Surface modification of Al by high-intensity low-energy Ti-ion implantation: Microstructure, mechanical and tribological properties

A high-intensity metal ribbon ion beam was generated using plasma immersion extraction and the acceleration of the metal ions with their subsequent ballistic focusing using a cylindrical grid electrode under a repetitively pulsed bias. To generate the dense metal plasma flow, two water-cooled vacuum arc evaporators with Ti cathodes were used. The ion current density reached 43 mA/cm ² at the arc discharge current of 130 A. High-intensity ion implantation (HIII)with a low ion energy ribbon beam was used for the surface modification of the aluminium. The irradiation fluence was changed from 1.5 × 10 ²⁰ ion/cm ² to 4 × 10 ²⁰ ion/cm ² with a corresponding increase in the implantation temperature from 623 to 823 K. The structure and composition of the Ti-implanted aluminium were studied using X-ray diffraction (XRD), scanning electron microscopy (SEM)and energy dispersive spectroscopy (EDX). The mechanical properties and wear resistance were measured using nanoindentation and “pin-on-disk” testing, respectively. It was shown that the HIII method can be used to form a deep intermetallic Al ₃ Ti layer.

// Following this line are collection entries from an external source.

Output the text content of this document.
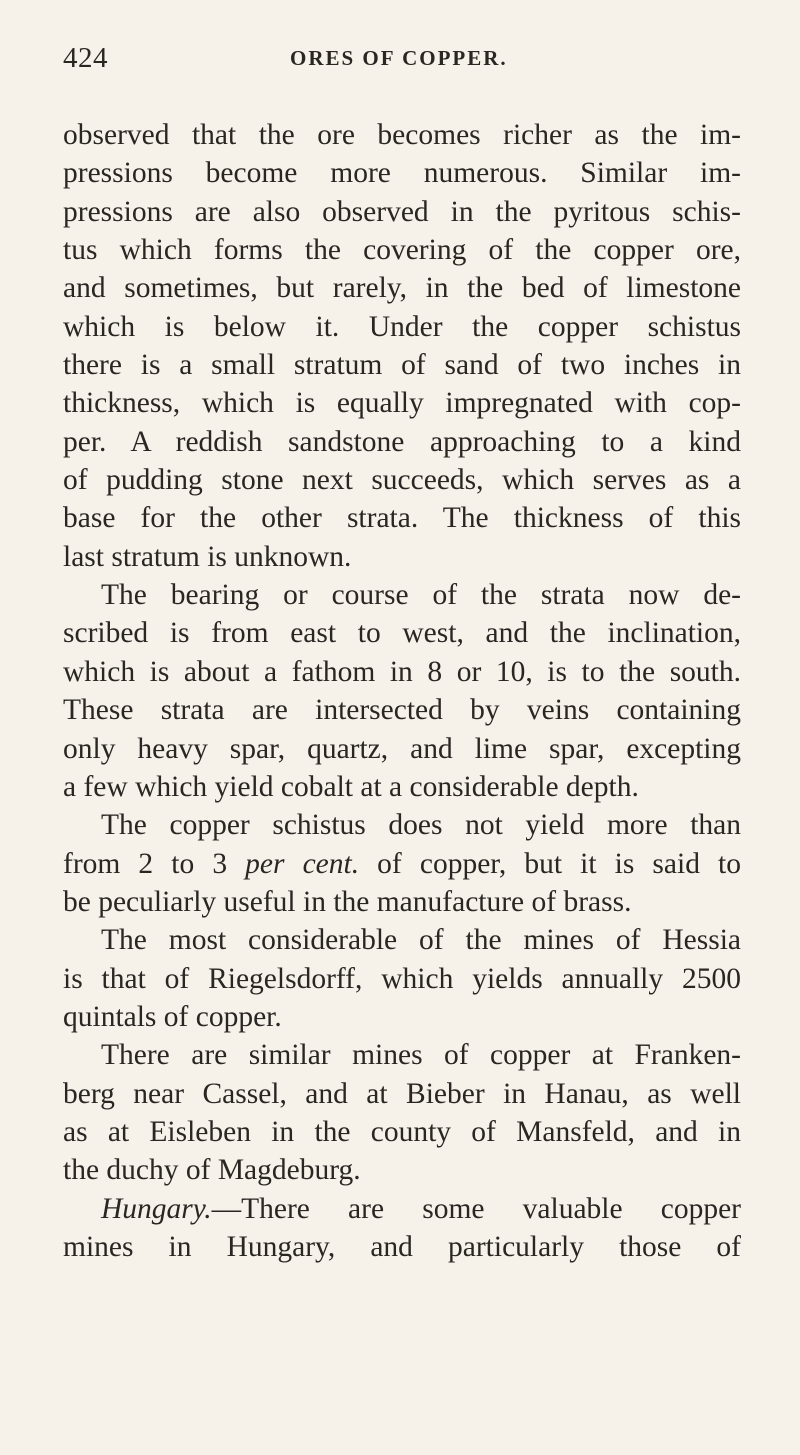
424	ORES OF COPPER.
observed that the ore becomes richer as the im-
pressions become more numerous. Similar im-
pressions are also observed in the pyritous schis-
tus which forms the covering of the copper ore,
and sometimes, but rarely, in the bed of limestone
which is below it. Under the copper schistus
there is a small stratum of sand of two inches in
thickness, which is equally impregnated with cop-
per. A reddish sandstone approaching to a kind
of pudding stone next succeeds, which serves as a
base for the other strata. The thickness of this
last stratum is unknown.
The bearing or course of the strata now de-
scribed is from east to west, and the inclination,
which is about a fathom in 8 or 10, is to the south.
These strata are intersected by veins containing
only heavy spar, quartz, and lime spar, excepting
a few which yield cobalt at a considerable depth.
The copper schistus does not yield more than
from 2 to 3 per cent. of copper, but it is said to
be peculiarly useful in the manufacture of brass.
The most considerable of the mines of Hessia
is that of Riegelsdorff, which yields annually 2500
quintals of copper.
There are similar mines of copper at Franken-
berg near Cassel, and at Bieber in Hanau, as well
as at Eisleben in the county of Mansfeld, and in
the duchy of Magdeburg.
Hungary.—There are some valuable copper
mines in Hungary, and particularly those of
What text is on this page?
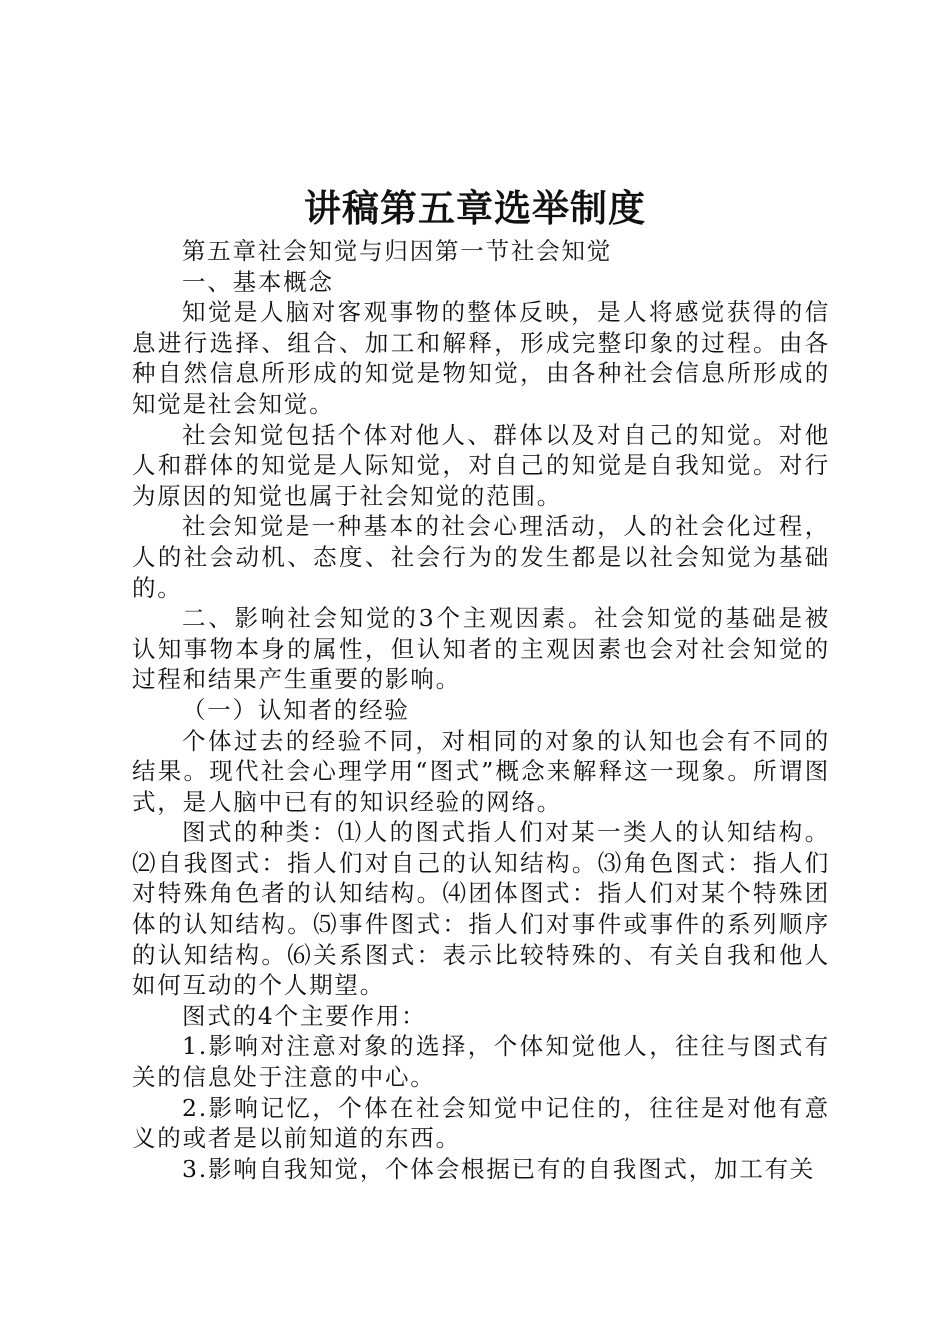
讲稿第五章选举制度

第五章社会知觉与归因第一节社会知觉

一、基本概念

知觉是人脑对客观事物的整体反映，是人将感觉获得的信息进行选择、组合、加工和解释，形成完整印象的过程。由各种自然信息所形成的知觉是物知觉，由各种社会信息所形成的知觉是社会知觉。

社会知觉包括个体对他人、群体以及对自己的知觉。对他人和群体的知觉是人际知觉，对自己的知觉是自我知觉。对行为原因的知觉也属于社会知觉的范围。

社会知觉是一种基本的社会心理活动，人的社会化过程，人的社会动机、态度、社会行为的发生都是以社会知觉为基础的。

二、影响社会知觉的3个主观因素。社会知觉的基础是被认知事物本身的属性，但认知者的主观因素也会对社会知觉的过程和结果产生重要的影响。

（一）认知者的经验

个体过去的经验不同，对相同的对象的认知也会有不同的结果。现代社会心理学用“图式”概念来解释这一现象。所谓图式，是人脑中已有的知识经验的网络。

图式的种类：⑴人的图式指人们对某一类人的认知结构。⑵自我图式：指人们对自己的认知结构。⑶角色图式：指人们对特殊角色者的认知结构。⑷团体图式：指人们对某个特殊团体的认知结构。⑸事件图式：指人们对事件或事件的系列顺序的认知结构。⑹关系图式：表示比较特殊的、有关自我和他人如何互动的个人期望。

图式的4个主要作用：

1.影响对注意对象的选择，个体知觉他人，往往与图式有关的信息处于注意的中心。

2.影响记忆，个体在社会知觉中记住的，往往是对他有意义的或者是以前知道的东西。

3.影响自我知觉，个体会根据已有的自我图式，加工有关
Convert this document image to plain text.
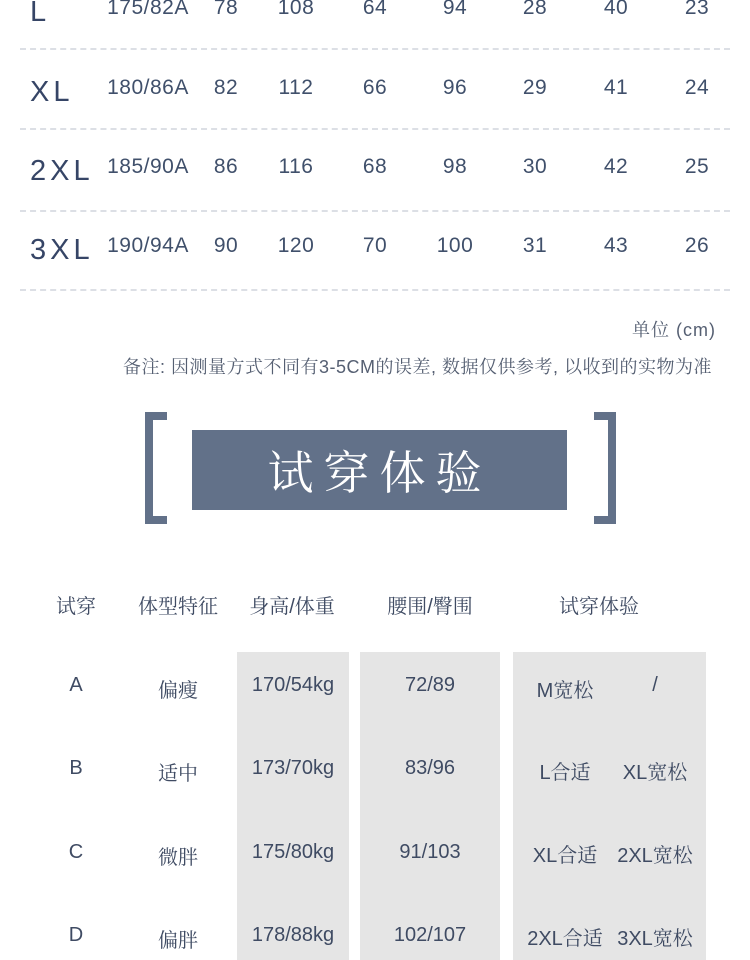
L	175/82A 78 108 64	94	28	40	23
XL 180/86A 82 112 66	96	29	41	24
2XL 185/90A 86 116 68	98	30	42	25
3XL 190/94A 90 120 70 100 31	43	26
单位 (cm)
备注: 因测量方式不同有3-5CM的误差, 数据仅供参考, 以收到的实物为准
试穿体验
试穿 体型特征 身高/体重	腰围/臀围	试穿体验
A	偏瘦	170/54kg	72/89	M宽松	/
B	适中	173/70kg	83/96	L合适 XL宽松
C	微胖	175/80kg	91/103	XL合适 2XL宽松
D	偏胖	178/88kg	102/107	2XL合适 3XL宽松
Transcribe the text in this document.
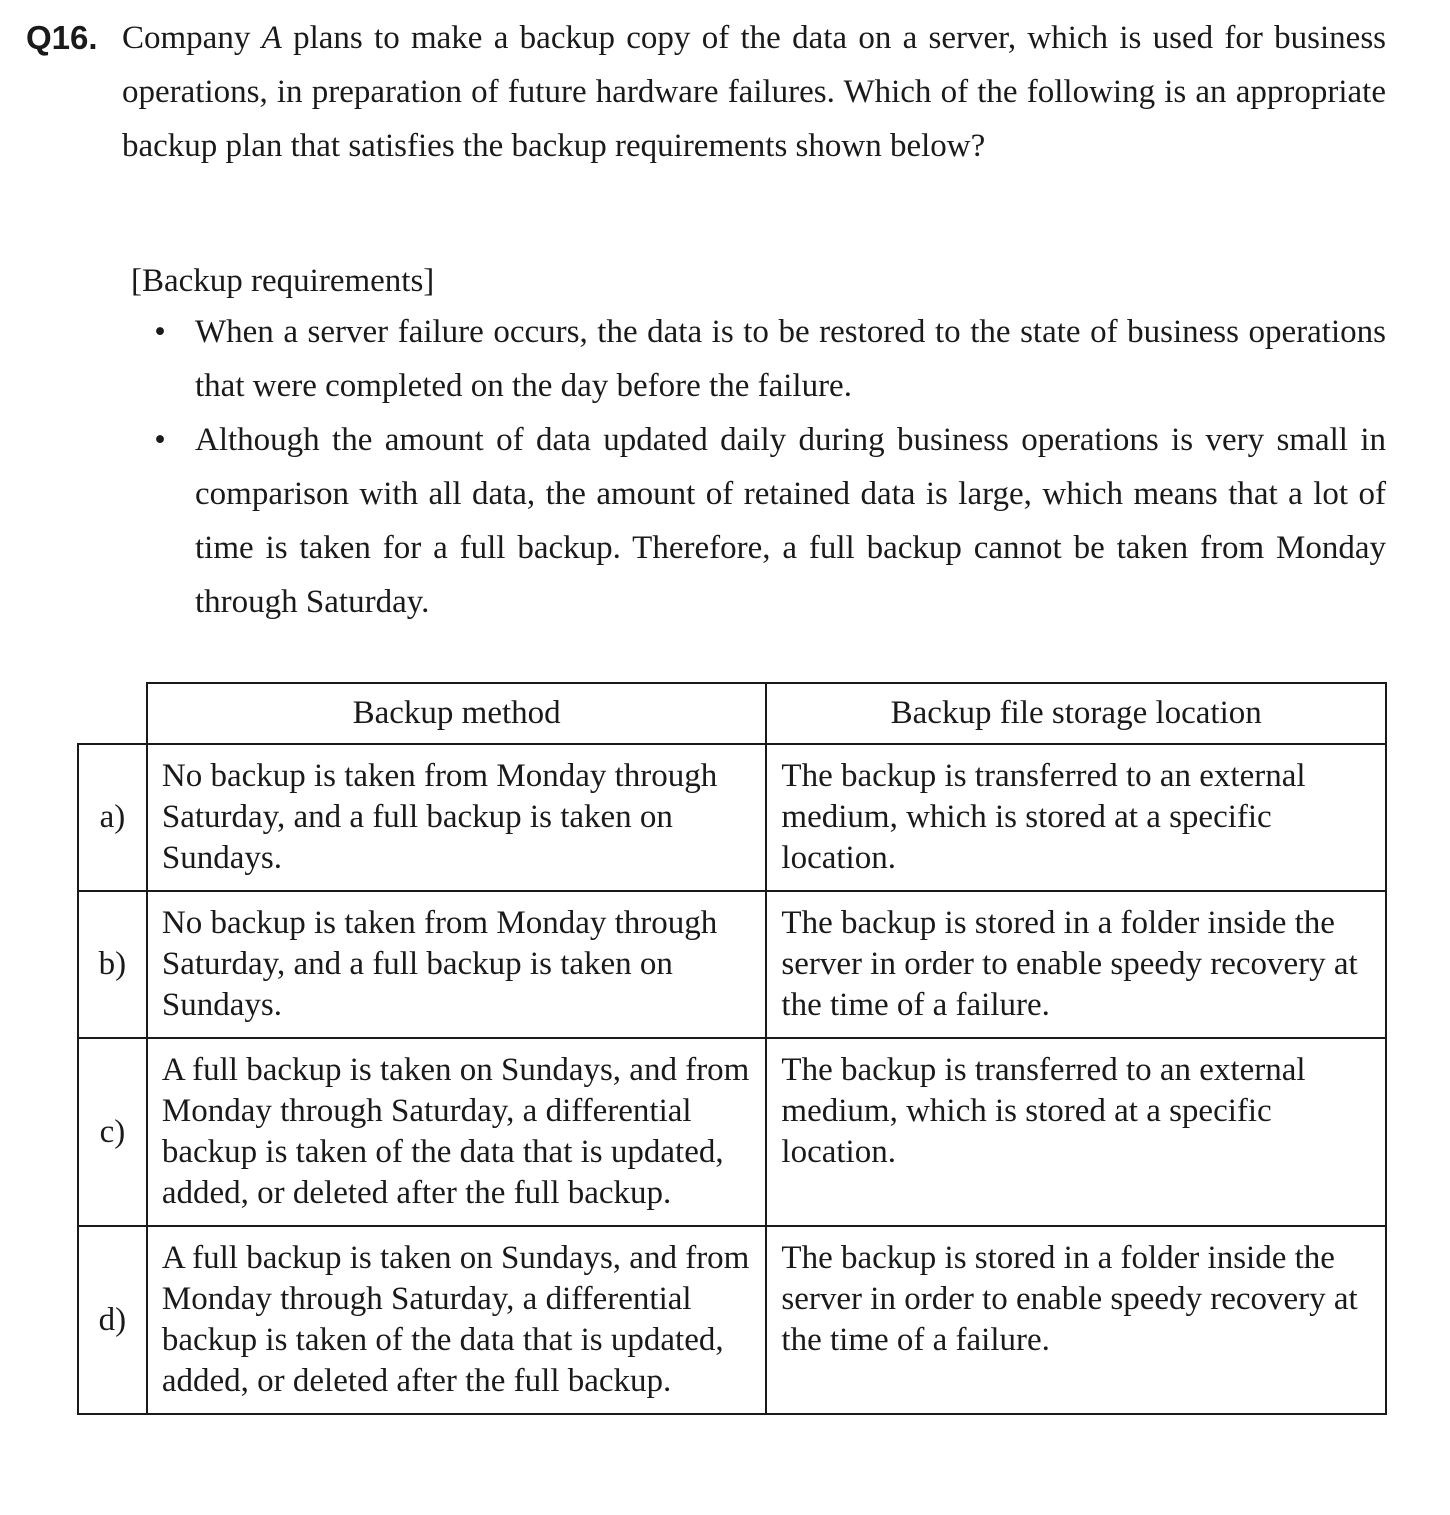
Q16. Company A plans to make a backup copy of the data on a server, which is used for business operations, in preparation of future hardware failures. Which of the following is an appropriate backup plan that satisfies the backup requirements shown below?

[Backup requirements]
• When a server failure occurs, the data is to be restored to the state of business operations that were completed on the day before the failure.
• Although the amount of data updated daily during business operations is very small in comparison with all data, the amount of retained data is large, which means that a lot of time is taken for a full backup. Therefore, a full backup cannot be taken from Monday through Saturday.
	Backup method	Backup file storage location
a)	No backup is taken from Monday through Saturday, and a full backup is taken on Sundays.	The backup is transferred to an external medium, which is stored at a specific location.
b)	No backup is taken from Monday through Saturday, and a full backup is taken on Sundays.	The backup is stored in a folder inside the server in order to enable speedy recovery at the time of a failure.
c)	A full backup is taken on Sundays, and from Monday through Saturday, a differential backup is taken of the data that is updated, added, or deleted after the full backup.	The backup is transferred to an external medium, which is stored at a specific location.
d)	A full backup is taken on Sundays, and from Monday through Saturday, a differential backup is taken of the data that is updated, added, or deleted after the full backup.	The backup is stored in a folder inside the server in order to enable speedy recovery at the time of a failure.
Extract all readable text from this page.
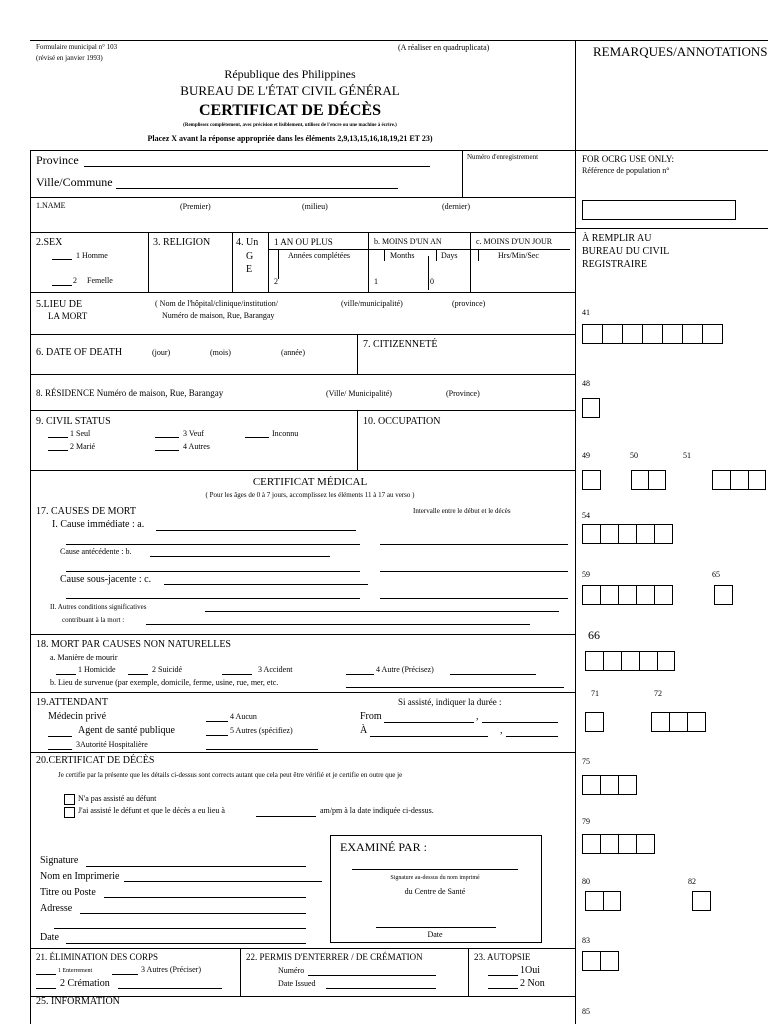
Formulaire municipal n° 103
(révisé en janvier 1993)
(A réaliser en quadruplicata)
République des Philippines
BUREAU DE L'ÉTAT CIVIL GÉNÉRAL
CERTIFICAT DE DÉCÈS
(Remplissez complètement, avec précision et lisiblement, utilisez de l'encre ou une machine à écrire.)
Placez X avant la réponse appropriée dans les éléments 2,9,13,15,16,18,19,21 ET 23)
REMARQUES/ANNOTATIONS
FOR OCRG USE ONLY:
Référence de population n°
À REMPLIR AU
BUREAU DU CIVIL
REGISTRAIRE
41
48
49	50	51
54
59	65
66
71	72
75
79
80	82
83
85
Province
Ville/Commune
Numéro d'enregistrement
1.NAME	(Premier)	(milieu)	(dernier)
2.SEX
1 Homme
2 Femelle
3. RELIGION	4. Un
G
E
1 AN OU PLUS
Années complétées
2
b. MOINS D'UN AN
Months	Days
1	0
c. MOINS D'UN JOUR
Hrs/Min/Sec
5.LIEU DE
LA MORT
( Nom de l'hôpital/clinique/institution/
Numéro de maison, Rue, Barangay
(ville/municipalité)	(province)
6. DATE OF DEATH	(jour)	(mois)	(année)
7. CITIZENNETÉ
8. RÉSIDENCE Numéro de maison, Rue, Barangay	(Ville/ Municipalité)	(Province)
9. CIVIL STATUS
1 Seul
2 Marié
3 Veuf
4 Autres
Inconnu
10. OCCUPATION
CERTIFICAT MÉDICAL
( Pour les âges de 0 à 7 jours, accomplissez les éléments 11 à 17 au verso )
17. CAUSES DE MORT	Intervalle entre le début et le décès
I. Cause immédiate : a.
Cause antécédente : b.
Cause sous-jacente : c.
II. Autres conditions significatives
contribuant à la mort :
18. MORT PAR CAUSES NON NATURELLES
a. Manière de mourir
1 Homicide	2 Suicidé	3 Accident	4 Autre (Précisez)
b. Lieu de survenue (par exemple, domicile, ferme, usine, rue, mer, etc.
19.ATTENDANT
Médecin privé	4 Aucun
Agent de santé publique	5 Autres (spécifiez)
3Autorité Hospitalière
Si assisté, indiquer la durée :
From	,
À	,
20.CERTIFICAT DE DÉCÈS
Je certifie par la présente que les détails ci-dessus sont corrects autant que cela peut être vérifié et je certifie en outre que je
N'a pas assisté au défunt
J'ai assisté le défunt et que le décès a eu lieu à	am/pm à la date indiquée ci-dessus.
Signature
Nom en Imprimerie
Titre ou Poste
Adresse
Date
EXAMINÉ PAR :
Signature au-dessus du nom imprimé
du Centre de Santé
Date
21. ÉLIMINATION DES CORPS
1 Enterrement	3 Autres (Préciser)
2 Crémation
22. PERMIS D'ENTERRER / DE CRÉMATION
Numéro
Date Issued
23. AUTOPSIE
1Oui
2 Non
25. INFORMATION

It has been established that a thin (0.4 μm)modified layer with a hcp Ti(Al)structure is only formed on the surface at 623 K, while the formation of the ordered Al ₃ Ti intermetallic phase occurs at the implantation temperatures of 723 and 823 K. Despite the significant ion sputtering of the surface, the thickness of the modified layer increases from ~1 μm to ~6 μm, and the implantation temperature rises from 723 to 823 K. It was found that the homogeneous intermetallic Al ₃ Ti layer with a thickness of up to 5 μm was formed at 823 К. The mechanical and tribological properties of the aluminium were substantially improved after HIII. For the Ti-implanted aluminium, the hardness of the surface layer increases from 0.4 GPa (undoped Al)to 3.5–4 GPa, while the wear resistance increases by more than an order of magnitude.